The road does not remain empty for long.
Lalaith joined us soon after—a half-elf Jester with bells that laughed when she did not, and eyes far too sharp for someone who wore mockery so easily. Where Dixon had been iron and stubborn certainty, she was masks and misdirection, humor stretched thin over old wounds. I watched her carefully. I always do.
Blood followed us regardless.
While Terry Or knelt apart from the camp, murmuring prayers and preparing new spells, and Dog ranged ahead as he always did, the southern ridgeline betrayed itself—movement against the sky, large silhouettes advancing with intent rather than hunger.
Dog was back in moments, breath steady, eyes hard.
“Company,” he said. “Big. Not subtle.”
There was no panic, no wasted words. The decision came clean and sharp: we would meet them on the road, not let them crash into us blind and howling.
At ninety yards the mist thinned just enough for truth to emerge. These were not common gnolls—no scavengers or rabble. Their armor was heavier, their spacing deliberate. Flinds. I felt a cold knot settle in my stomach.
Dog loosed first, an arrow flying true before they could break stride.
I weighed Fireball, then Web and dismissed them—too risky, too soon. Terry Or instead cracked a prayer scroll, divine words snapping taut around us like tightened straps on armor.
When the lines met, the world collapsed into violence.
Irving surged forward without hesitation, charging the largest brute head-on, faith and steel carried like a battering ram. Tiger Wong slipped past him, arrows hissing toward the monk as he vaulted into a flying kick that rocked the flind leader backward, teeth spraying blood.
Lalaith stayed just behind the line, her voice sharp and merciless as she hurled insults in the gnoll tongue—mockery meant to fray discipline and rot courage.
Terry Or began a Hold Person—and screamed as an arrow punched through his shoulder. The spell shattered mid-syllable.
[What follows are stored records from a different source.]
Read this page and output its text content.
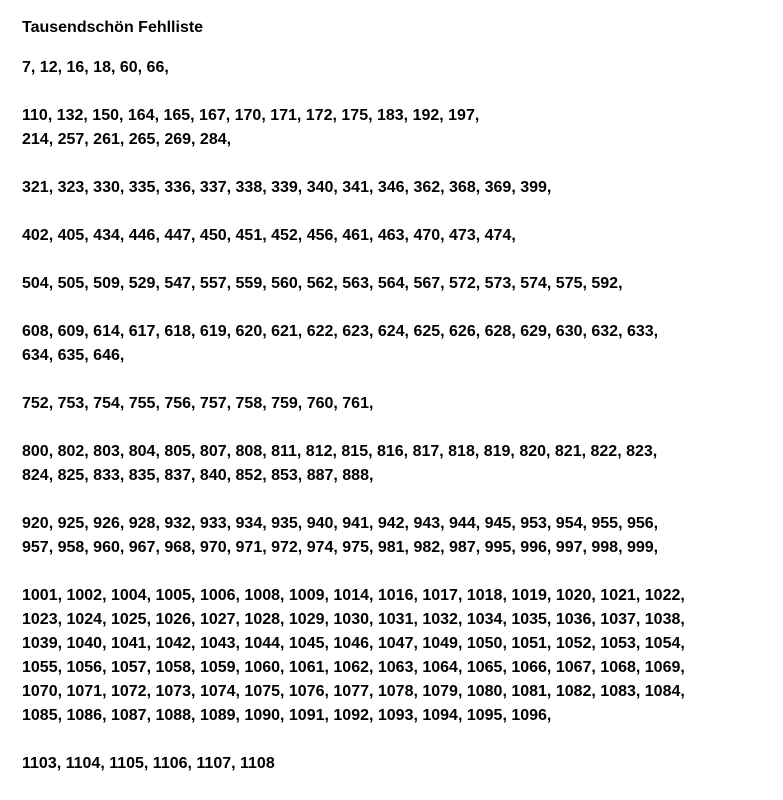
Tausendschön Fehlliste
7, 12, 16, 18, 60, 66,
110, 132, 150, 164, 165, 167, 170, 171, 172, 175, 183, 192, 197,
214, 257, 261, 265, 269, 284,
321, 323, 330, 335, 336, 337, 338, 339, 340, 341, 346, 362, 368, 369, 399,
402, 405, 434, 446, 447, 450, 451, 452, 456, 461, 463, 470, 473, 474,
504, 505, 509, 529, 547, 557, 559, 560, 562, 563, 564, 567, 572, 573, 574, 575, 592,
608, 609, 614, 617, 618, 619, 620, 621, 622, 623, 624, 625, 626, 628, 629, 630, 632, 633,
634, 635, 646,
752, 753, 754, 755, 756, 757, 758, 759, 760, 761,
800, 802, 803, 804, 805, 807, 808, 811, 812, 815, 816, 817, 818, 819, 820, 821, 822, 823,
824, 825, 833, 835, 837, 840, 852, 853, 887, 888,
920, 925, 926, 928, 932, 933, 934, 935, 940, 941, 942, 943, 944, 945, 953, 954, 955, 956,
957, 958, 960, 967, 968, 970, 971, 972, 974, 975, 981, 982, 987, 995, 996, 997, 998, 999,
1001, 1002, 1004, 1005, 1006, 1008, 1009, 1014, 1016, 1017, 1018, 1019, 1020, 1021, 1022,
1023, 1024, 1025, 1026, 1027, 1028, 1029, 1030, 1031, 1032, 1034, 1035, 1036, 1037, 1038,
1039, 1040, 1041, 1042, 1043, 1044, 1045, 1046, 1047, 1049, 1050, 1051, 1052, 1053, 1054,
1055, 1056, 1057, 1058, 1059, 1060, 1061, 1062, 1063, 1064, 1065, 1066, 1067, 1068, 1069,
1070, 1071, 1072, 1073, 1074, 1075, 1076, 1077, 1078, 1079, 1080, 1081, 1082, 1083, 1084,
1085, 1086, 1087, 1088, 1089, 1090, 1091, 1092, 1093, 1094, 1095, 1096,
1103, 1104, 1105, 1106, 1107, 1108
Slash dropped Entangle late. Roots erupted violently from the roadbed,
clawing and twisting, snaring enemy and ally alike.
“Sorry!” he shouted, even as the spell turned the melee into a slaughterhouse.
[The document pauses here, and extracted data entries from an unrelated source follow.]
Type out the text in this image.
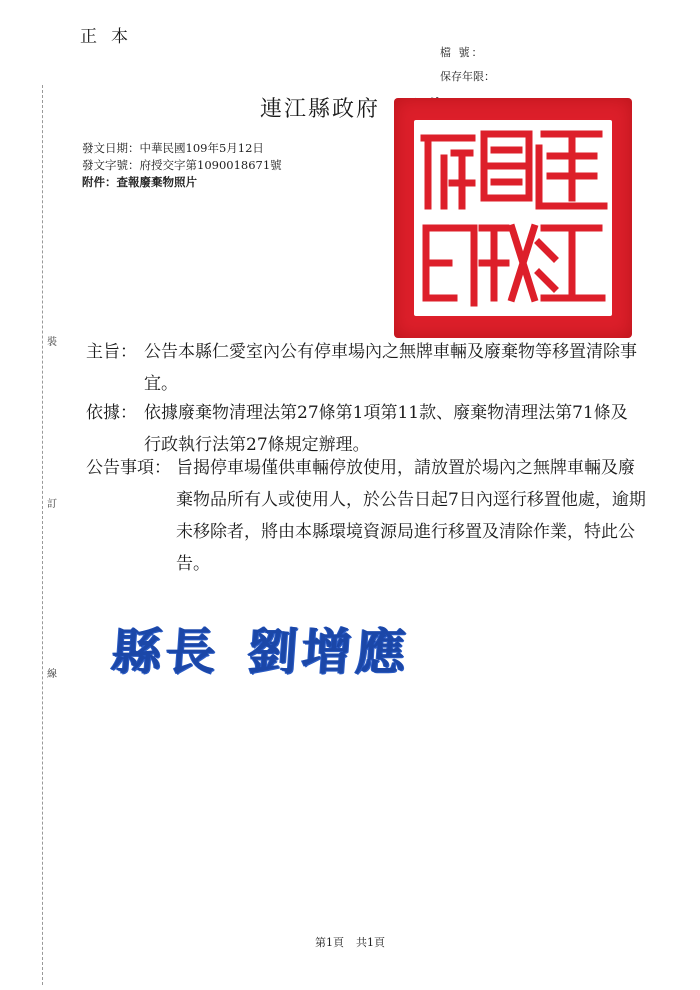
正本
檔 號：
保存年限：
連江縣政府
發文日期：中華民國109年5月12日
發文字號：府授交字第1090018671號
附件：查報廢棄物照片
裝
訂
線
主旨： 公告本縣仁愛室內公有停車場內之無牌車輛及廢棄物等移置清除事宜。
依據： 依據廢棄物清理法第27條第1項第11款、廢棄物清理法第71條及行政執行法第27條規定辦理。
公告事項： 旨揭停車場僅供車輛停放使用，請放置於場內之無牌車輛及廢棄物品所有人或使用人，於公告日起7日內逕行移置他處，逾期未移除者，將由本縣環境資源局進行移置及清除作業，特此公告。
縣長 劉增應
第1頁 共1頁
Steel rang. Bone cracked. Chance itself seemed to roll across the dirt.
Tiger tore free just in time, bloodied and gasping. Irving crushed a morningstar wielder into the mud. Dog and Slash worked with brutal efficiency, dropping targets clean and final.
When the surviving axemen finally broke and ran south, morale shattered, Dog and I ensured they did not get far.
Silence reclaimed the road.
Slash wiped gore from his blade, scowling at the bodies.
“Those weren’t gnolls,” he said quietly. “Flinds.”
I stared at their fallen forms, at their better steel and disciplined formations.
That explained everything.
The order.
The funding.
We knew better than to leave such a sign.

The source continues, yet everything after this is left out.